Gast
#3282204
Auch ich bin der Versuchung erlegen, mit einem Raspberry Pi zu experimentieren. Was mir dabei gut gefallen hatte war die Möglichkeit, ohne Umweg über einen Microcontroller direkt vom PC aus Kontakt mit der Außenwelt aufzunehmen, IO-Pins zu schalten, via TWI-Bus Sensoren auszulesen und TWI-Slaves zu dirigieren. Allerdings ist der mit 700MHz getaktete Raspberry bei diesen Übungen völlig unterfordert. So entstand der Gedanke, die IO- und TWI-Funktionalität des Raspberry auf einem wesentlich einfacheren und preiswerteren ATMega88 nachzubilden. Der "Rasp"-Mega Pi IO stellt zur Verfügung: - 16x IO-Pins als programmierbare Ein- oder Ausgangspins, - 16x IO-Pins für externe PinChange Interrupts programmierbar, - 2x IO-Pins für externe, einstellbare Interrupts programmierbar (INT0/INT1), - 4x Eingänge als 10-Bit ADC verwendbar, - 6x Eingänge zum Auslesen von DS18B20 Temperatursensoren vorbereitet, - 1x TWI-Bus, der als TWI-Master / TWI-Slave arbeitet, - 1x SPI-Bus (wegen fehlenden Bedarfes z.Z. nicht implementiert) - Die Stromaufnahme des ATMega beträgt im Idle-Modus unter 1mA. Vom PC aus kann man mit jeder Software, die via Serieller Schnittstelle senden und empfangen kann (z.B. mit Python - oder im einfachsten Fall mit Hilfe eines Terminalprogramms wie HTerm) auf den ATMega zugreifen, seine IO-Pins konfigurieren, setzen, auslesen, Temperaturen mit dem DS18B20 messen und über seinen TWI-Bus auf angeschlossene Aktoren, Sensoren etc. zugreifen.

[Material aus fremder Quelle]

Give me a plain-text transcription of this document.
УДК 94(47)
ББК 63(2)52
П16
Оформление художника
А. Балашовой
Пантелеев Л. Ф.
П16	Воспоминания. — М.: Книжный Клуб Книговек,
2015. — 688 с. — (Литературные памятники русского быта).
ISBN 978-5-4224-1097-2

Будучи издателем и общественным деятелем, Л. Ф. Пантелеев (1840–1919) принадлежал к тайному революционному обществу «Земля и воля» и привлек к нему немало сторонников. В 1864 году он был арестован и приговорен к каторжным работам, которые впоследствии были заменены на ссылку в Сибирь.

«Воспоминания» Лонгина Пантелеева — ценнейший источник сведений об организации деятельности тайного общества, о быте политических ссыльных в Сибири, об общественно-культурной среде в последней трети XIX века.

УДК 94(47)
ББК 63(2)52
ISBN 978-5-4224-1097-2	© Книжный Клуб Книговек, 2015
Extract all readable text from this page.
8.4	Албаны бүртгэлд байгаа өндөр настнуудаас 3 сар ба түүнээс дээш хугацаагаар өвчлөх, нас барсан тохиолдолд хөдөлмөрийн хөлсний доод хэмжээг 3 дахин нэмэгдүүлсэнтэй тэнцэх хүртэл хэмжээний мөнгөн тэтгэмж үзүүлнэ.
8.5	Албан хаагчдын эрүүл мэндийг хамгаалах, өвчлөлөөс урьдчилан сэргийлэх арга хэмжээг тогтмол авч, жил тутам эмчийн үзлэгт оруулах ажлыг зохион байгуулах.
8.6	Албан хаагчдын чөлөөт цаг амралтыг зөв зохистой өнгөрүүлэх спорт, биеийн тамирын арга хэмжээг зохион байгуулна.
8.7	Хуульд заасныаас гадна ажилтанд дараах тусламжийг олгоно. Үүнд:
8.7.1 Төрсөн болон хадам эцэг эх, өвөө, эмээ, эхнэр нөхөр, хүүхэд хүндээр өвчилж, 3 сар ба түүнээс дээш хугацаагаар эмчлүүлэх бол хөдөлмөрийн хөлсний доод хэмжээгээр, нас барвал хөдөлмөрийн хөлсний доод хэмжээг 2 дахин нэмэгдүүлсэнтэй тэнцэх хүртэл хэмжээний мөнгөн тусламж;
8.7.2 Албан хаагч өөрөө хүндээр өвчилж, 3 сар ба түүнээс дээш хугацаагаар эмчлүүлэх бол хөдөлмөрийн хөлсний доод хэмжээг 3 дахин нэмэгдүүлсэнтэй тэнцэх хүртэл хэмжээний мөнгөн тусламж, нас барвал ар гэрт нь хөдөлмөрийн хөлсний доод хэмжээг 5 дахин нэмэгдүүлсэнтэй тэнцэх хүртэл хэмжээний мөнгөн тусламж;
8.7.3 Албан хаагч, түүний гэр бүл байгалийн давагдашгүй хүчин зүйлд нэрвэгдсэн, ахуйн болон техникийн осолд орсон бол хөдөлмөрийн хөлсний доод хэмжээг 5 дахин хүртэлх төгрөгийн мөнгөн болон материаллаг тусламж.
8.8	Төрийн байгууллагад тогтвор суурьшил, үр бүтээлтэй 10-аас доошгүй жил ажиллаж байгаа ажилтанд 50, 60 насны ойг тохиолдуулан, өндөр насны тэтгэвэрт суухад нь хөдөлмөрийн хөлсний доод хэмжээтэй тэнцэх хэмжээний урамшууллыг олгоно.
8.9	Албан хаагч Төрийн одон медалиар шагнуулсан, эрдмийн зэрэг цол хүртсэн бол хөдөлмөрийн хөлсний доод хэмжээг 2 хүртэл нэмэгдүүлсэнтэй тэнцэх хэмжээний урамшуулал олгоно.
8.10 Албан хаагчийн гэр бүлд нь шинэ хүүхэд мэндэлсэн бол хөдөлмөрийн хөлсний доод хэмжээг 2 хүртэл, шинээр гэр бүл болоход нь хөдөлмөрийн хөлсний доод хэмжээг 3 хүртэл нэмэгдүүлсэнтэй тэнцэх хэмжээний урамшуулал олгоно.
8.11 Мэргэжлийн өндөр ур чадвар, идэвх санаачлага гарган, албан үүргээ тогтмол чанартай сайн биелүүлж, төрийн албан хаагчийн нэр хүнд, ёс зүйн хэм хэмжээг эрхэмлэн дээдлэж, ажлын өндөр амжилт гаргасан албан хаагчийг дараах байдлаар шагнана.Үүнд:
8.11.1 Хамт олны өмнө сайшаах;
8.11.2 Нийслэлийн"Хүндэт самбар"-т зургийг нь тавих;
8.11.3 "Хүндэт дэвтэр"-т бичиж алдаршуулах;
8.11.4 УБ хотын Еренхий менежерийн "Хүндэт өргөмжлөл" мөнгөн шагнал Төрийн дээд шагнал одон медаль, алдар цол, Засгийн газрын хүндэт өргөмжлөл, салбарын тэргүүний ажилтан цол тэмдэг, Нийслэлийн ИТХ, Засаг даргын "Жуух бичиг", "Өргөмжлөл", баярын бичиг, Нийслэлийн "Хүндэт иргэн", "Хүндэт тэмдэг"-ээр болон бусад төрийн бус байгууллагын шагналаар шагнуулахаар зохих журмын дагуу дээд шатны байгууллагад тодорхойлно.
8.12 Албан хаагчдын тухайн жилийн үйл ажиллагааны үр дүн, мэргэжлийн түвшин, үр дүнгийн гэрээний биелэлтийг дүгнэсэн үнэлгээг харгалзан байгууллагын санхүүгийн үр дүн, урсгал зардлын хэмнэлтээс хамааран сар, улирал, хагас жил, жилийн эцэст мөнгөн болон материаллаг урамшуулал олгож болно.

Die Hardwarekosten für den "Rasp"-Mega betragen ca. 2-6 Euro, je nach Ausbaustufe. Der Sourcecode in C und das Hexfile für den ATMega88 sind in der Datei "Raspmega_c.zip" beigefügt. Das verwendete Protokoll für die binäre Kommunikation mit dem ATMega ist in der Datei "Doku.pdf" dokumentiert. In der Readme.pdf habe ich einige Interna zur Software auf dem ATMega zusammenfasst und mein "Experimentierboard" schematisch dargestellt. Im Archiv "Python.zip" gib es eine Reihe von Programmbeispielen für Python3.2/Tkinter, die während der Entwicklung begleitend entstanden. Viel Spaß beim Experimentieren, Michael S.